ESPN! The same channel that has been airing reruns of historic games, e-sports and the incredible documentary on Michael Jordan’s last season as a Chicago Bull titled The Last Dance.
Albeit unconventional with commentators Karl Ravech and Eduardo Perez calling the game from their respective homes with a live feed pumped into their computers, it was real.
Real, live baseball on my TV!
And it’s not a crummy, low-level style of baseball either. Watching the Dinos 4-0 win over the Lions, I was thoroughly impressed with the attention to detail that was paid to the Korean style of baseball.
It’s old school fundamental baseball that would make our Columnist Maggie Rodriguez proud.
Want me to give you the good news? ESPN picked up the rights to broadcast full games and highlights of the KBO for the length of their 144-game season.
Games can end in a tie after 12 innings. The fans are rambunctious, though they are not allowed to attend games for the time being. The teams also have cheerleaders.
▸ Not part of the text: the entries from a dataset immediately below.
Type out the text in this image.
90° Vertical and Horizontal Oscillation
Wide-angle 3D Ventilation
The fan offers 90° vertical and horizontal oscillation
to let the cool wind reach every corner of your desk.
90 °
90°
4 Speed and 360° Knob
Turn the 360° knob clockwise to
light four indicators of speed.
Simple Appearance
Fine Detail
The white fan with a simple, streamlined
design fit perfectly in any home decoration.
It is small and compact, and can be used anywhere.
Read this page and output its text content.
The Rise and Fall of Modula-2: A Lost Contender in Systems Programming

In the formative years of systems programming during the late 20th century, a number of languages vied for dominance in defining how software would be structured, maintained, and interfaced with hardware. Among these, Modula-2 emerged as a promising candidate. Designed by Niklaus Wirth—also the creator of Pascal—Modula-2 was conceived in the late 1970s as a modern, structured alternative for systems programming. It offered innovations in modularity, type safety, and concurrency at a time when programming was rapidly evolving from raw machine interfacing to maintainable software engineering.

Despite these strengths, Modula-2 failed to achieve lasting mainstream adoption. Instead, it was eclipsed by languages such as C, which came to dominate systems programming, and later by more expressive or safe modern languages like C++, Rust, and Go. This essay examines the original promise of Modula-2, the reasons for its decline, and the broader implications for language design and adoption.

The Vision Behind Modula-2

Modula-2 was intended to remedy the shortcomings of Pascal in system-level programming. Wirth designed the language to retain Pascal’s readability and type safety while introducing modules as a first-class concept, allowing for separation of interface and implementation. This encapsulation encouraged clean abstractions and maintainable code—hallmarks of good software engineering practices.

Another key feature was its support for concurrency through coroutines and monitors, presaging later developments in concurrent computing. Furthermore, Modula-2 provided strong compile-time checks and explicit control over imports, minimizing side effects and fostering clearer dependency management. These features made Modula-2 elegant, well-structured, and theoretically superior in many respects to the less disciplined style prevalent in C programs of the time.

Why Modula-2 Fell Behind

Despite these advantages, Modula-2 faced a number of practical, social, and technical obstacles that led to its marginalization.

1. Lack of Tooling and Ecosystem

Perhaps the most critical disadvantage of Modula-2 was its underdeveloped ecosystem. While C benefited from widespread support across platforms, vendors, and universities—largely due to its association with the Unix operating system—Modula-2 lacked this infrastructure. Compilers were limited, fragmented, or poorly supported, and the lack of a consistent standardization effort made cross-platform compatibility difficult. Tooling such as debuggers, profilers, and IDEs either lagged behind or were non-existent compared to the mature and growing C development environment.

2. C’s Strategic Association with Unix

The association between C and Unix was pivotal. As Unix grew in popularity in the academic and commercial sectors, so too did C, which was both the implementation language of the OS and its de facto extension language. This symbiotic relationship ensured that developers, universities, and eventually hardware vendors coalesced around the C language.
Here are the 10 teams that make up the league: Hanwha Eagles, Kia Tigers, Kiwoom Heroes, KT Wiz, LG Twins, Lotte Giants, NC Dinos, Samsung Lions and SK Wyverns.
The top five teams qualify for the postseason with the no. 1 seed automatically qualifying for the Korea Series, the KBO’s equivalent to the MLB’s World Series.
So, pick your team and best of luck to you. Go Lions!